Physical Redundancies

• Spare phone (iPhone SE) with eSIM profile cloned but disabled. Lives powered off in sling pocket. If main phone dies, I boot this, activate Mullvad VPN, and carry on.
• Cash stash: $300 split between backpack false bottom and jacket inner pocket.
• Photocopies of passport/ID sealed in waterproof pouch taped under suitcase lining.

Practice Drills (Quarterly)

1. Laptop loss simulation: I power down MacBook, pretend it’s gone, and attempt to restore environment on iPad + remote Mac mini in under 60 minutes.
2. Account compromise drill: I create a dummy account, simulate credential leak, and run response flow.
3. Medical emergency drill: I hand incident card to a travel partner, have them call insurance, and practice transferring power of attorney using the notarized documents.

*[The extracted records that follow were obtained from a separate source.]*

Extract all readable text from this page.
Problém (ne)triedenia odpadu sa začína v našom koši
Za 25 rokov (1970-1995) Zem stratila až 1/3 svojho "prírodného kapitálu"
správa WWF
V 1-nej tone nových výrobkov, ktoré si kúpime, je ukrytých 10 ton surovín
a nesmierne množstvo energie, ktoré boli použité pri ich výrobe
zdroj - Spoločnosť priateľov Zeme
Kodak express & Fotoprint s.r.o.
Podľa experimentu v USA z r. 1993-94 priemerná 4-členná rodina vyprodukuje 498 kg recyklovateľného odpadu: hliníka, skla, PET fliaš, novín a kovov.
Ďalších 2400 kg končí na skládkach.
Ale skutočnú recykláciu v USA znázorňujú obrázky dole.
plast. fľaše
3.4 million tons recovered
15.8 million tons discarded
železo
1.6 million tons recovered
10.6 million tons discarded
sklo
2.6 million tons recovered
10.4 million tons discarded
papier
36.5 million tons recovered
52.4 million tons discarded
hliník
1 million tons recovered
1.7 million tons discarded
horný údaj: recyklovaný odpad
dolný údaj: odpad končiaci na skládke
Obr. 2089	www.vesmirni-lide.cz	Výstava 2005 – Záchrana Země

Each drill gets logged in Notion with “What worked / What failed.” Last drill flagged that my tresorit backups hadn’t synced in six days—fixed by re-authenticating.

Gear Placement Map

Backpack main compartment:
  - Laptop sleeve: Framework + T7 SSD
  - Tech pouch (left): IronKey, screwdriver, YubiKeys, USB adapters
  - Red folder: printed runbooks, notarized POA, emergency cash
Sling bag:
  - Spare phone (powered down)
  - Passport + laminated copies
  - Router + power bank

Knowing where things live saves seconds when adrenaline hits.

Contacts Cheat Sheet (Laminate This)

• Insurance: SafetyWing +1-855-884-0123
• Attorney: Laura Mendez (global mobility) +1-206-555-0187
• Managed service provider (for clients): PagerDuty on-call bridge +1-415-555-9921 PIN 7371
• Hardware replacements: Framework support email, Apple premium resellers in current city

TL;DR Packing List

[ ] IronKey + Samsung T7 with encrypted backups
[ ] Printed incident runbooks + consent forms
[ ] Spare unlocked phone + preloaded eSIM
[ ] Travel router + VPN configs
[ ] Hardware keys + spare batteries
[ ] Photocopies of ID, cash, notarized POA

Incidents will happen—it’s travel math. When they do, the person who rehearsed wins. Toss this kit next to your passport, run the drills quarterly, and you’ll recover from the kind of mishaps that strand other travelers in digital purgatory.